Tr.8 哀色あいろにい

 

 自然と瞼が開いた。


 不規則な揺れと、背中に固い感触。視界には、まだ明けていない夜の、藍色。電線と電柱が時折、視界の中に流れていく。

 …そうか。寝台特急に乗ったんだ。

 ほんの少し、空の果ての方が白み始めた明け方。こんな時間に起きたのは久しぶりで。詠はしばらくぼんやり寝転がっていた。

 隣から微かな寝息が聴こえる。首だけそちらを向けば、目を閉じた時雨の横顔が見えた。まだ、時雨はここに居る。その事実に少しホッとした。

 起き上がるのは億劫で、でも眠るには勿体なくて。段々と薄まっていく藍色を、明けてゆく空を。ただ、眺めて過ごした。


 ◆◇◆


「…ここが、この紙に書いてある場所?」

「うーんと…正確にはもう少し船で移動があるけど。もうすぐだよ」

 列車を降りた後、一旦作戦を練るため駅前広場のベンチに腰掛ける。詠は時雨と、ヴァルという人が渡した紙の場所とスマホの地図を見比べた。

 まだ朝七時半の広場には、全然人が居なかった。一応この辺りでは中心部の大きな駅のはずなのだが。平日の、出勤ラッシュのこの時間にこんなに人が居ないのか…と少なからず驚く詠。

「…なんかここは、少し息がしやすいね」

「…そうだね」

「…ねえ、時雨」

「うん?」

「…お腹すいたからさ、ごはん食べない?船の出航時間まで、まだあと一時間くらいあるみたいだし…」

 遠慮がちに提案してみる。
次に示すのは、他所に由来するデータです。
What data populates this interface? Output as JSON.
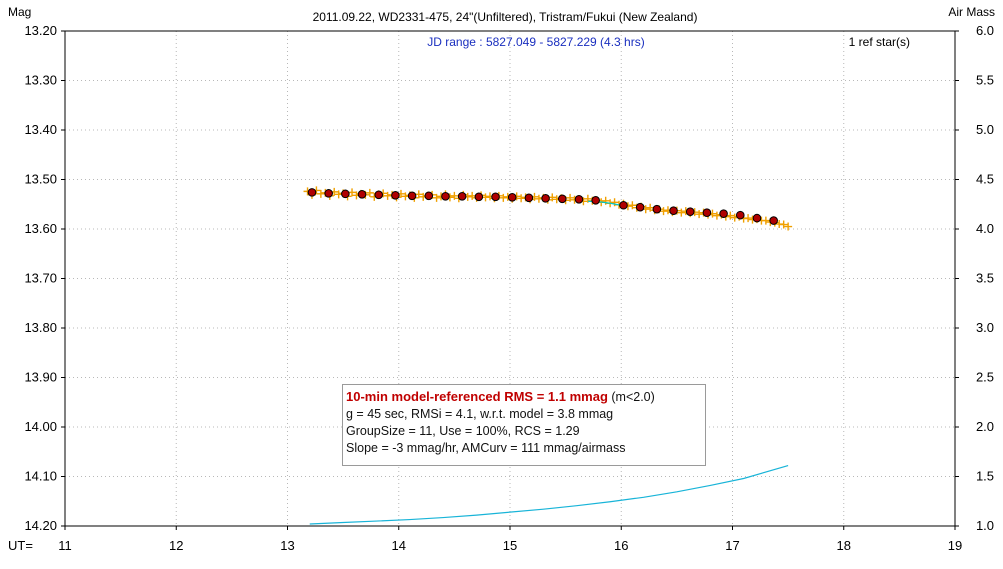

昨日の夜は随分早めの時間に食べてしまったのだ。朝、車窓から明けの空を眺めている時には既に、空腹で何度もお腹が鳴っていた。

 時雨は目を丸くした後、クスっと笑う。

「いいよ。何が食べたい?」



 広場の近くにオシャレなパン屋さんがあったので、そこで朝食を取ることにした。昨日に引き続き今日も、雲一つない快晴で。少し肌寒かったけれど、外のテラス席に好きなパンを買って、持って行って食べた。

 詠も時雨も、昨晩寝る前に話したことには触れなかった。向こうで旅した時のように、何も知らなかった頃のように、笑って話した。
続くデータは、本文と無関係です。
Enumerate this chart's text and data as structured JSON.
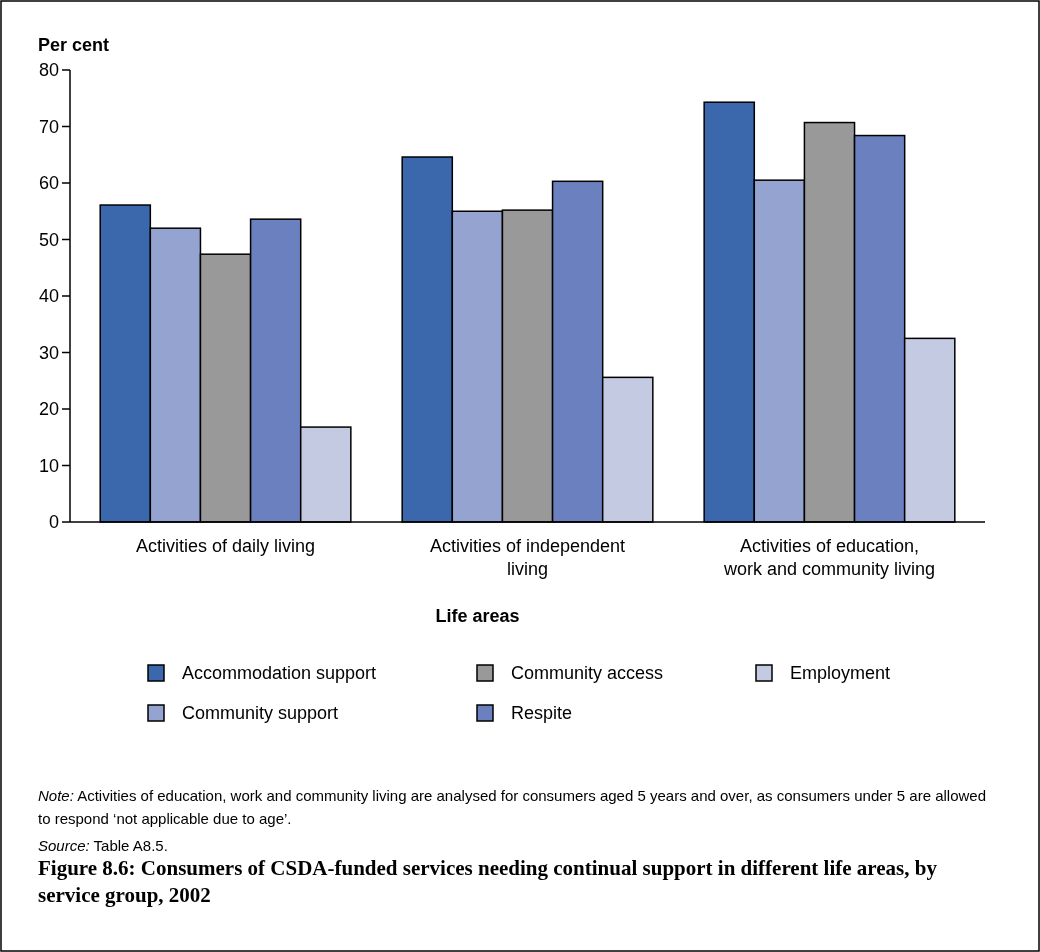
{
  "chart_data": {
    "type": "bar",
    "title": "Figure 8.6: Consumers of CSDA-funded services needing continual support in different life areas, by service group, 2002",
    "ylabel": "Per cent",
    "xlabel": "Life areas",
    "categories": [
      "Activities of daily living",
      "Activities of independent living",
      "Activities of education, work and community living"
    ],
    "series": [
      {
        "name": "Accommodation support",
        "color": "#3b67ad",
        "values": [
          56.1,
          64.6,
          74.3
        ]
      },
      {
        "name": "Community support",
        "color": "#95a3d0",
        "values": [
          52.0,
          55.0,
          60.5
        ]
      },
      {
        "name": "Community access",
        "color": "#999999",
        "values": [
          47.4,
          55.2,
          70.7
        ]
      },
      {
        "name": "Respite",
        "color": "#6a80bf",
        "values": [
          53.6,
          60.3,
          68.4
        ]
      },
      {
        "name": "Employment",
        "color": "#c5cae3",
        "values": [
          16.8,
          25.6,
          32.5
        ]
      }
    ],
    "ylim": [
      0,
      80
    ],
    "yticks": [
      0,
      10,
      20,
      30,
      40,
      50,
      60,
      70,
      80
    ],
    "grid": false,
    "legend": "bottom",
    "annotations": [
      "Note: Activities of education, work and community living are analysed for consumers aged 5 years and over, as consumers under 5 are allowed to respond ‘not applicable due to age’.",
      "Source: Table A8.5."
    ]
  }
}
 食後の珈琲を楽しむ間、時雨は少し神妙な面持ちでルナとライラちゃんの過去について、詠に教えてくれた。魂を入れ替えたことで、その記憶や現在を眠りの中で見たのだという。

「…そっか。じゃあ今ルナは、ライラちゃんと一緒に過ごしてるんだね」

「うん。…嬉しそうだったよ、ルナ」

「よかった…“待ってなきゃいけない人”ってライラちゃんのことだったんだ」

 詠は一瞬しか本物のライラちゃんと会話していない。でもあの時確か、ライラちゃんはリボンのネックレスを「命よりも大事だ」と言っていた。リボン、と言われて思い出すのはルナの顔で。

「あれももしかしたら、ルナから貰ったプレゼントだったのかな…」

 しみじみ呟けば、通りの向こうに見える海に視線を遣りながら時雨も小さく笑う。 

 詠はライラちゃんのことを想った。

(…たった一人の親友と理不尽に引き剝がされて。悔しかっただろうな。無力な自分に腹が立っただろうな。)

 それでも、腐らず前を向いて生き続けて。

「…ライラちゃんは、強いよね。ルナに会えなくなった後も、ちゃんと生きて」

 その言葉をどう受け取ったかは分からない。詠は揺れる珈琲の表面に映る、自分の歪んだ顔だけを見ていた。

「…彼女はそれを“強さ”とは捉えてなかったよ。記憶を共有した時流れてきたのは、自己満足で、薄情で…ルナの分まで夢を叶えるって決めた自分を、綺麗ごとだって否定したりする苦しい感情ばかりだった」

 時雨は淡々と語る。温かくも冷たくもない、平坦な声音。第五街区で真実を語ってくれたノワールの話し方に、少し似ている。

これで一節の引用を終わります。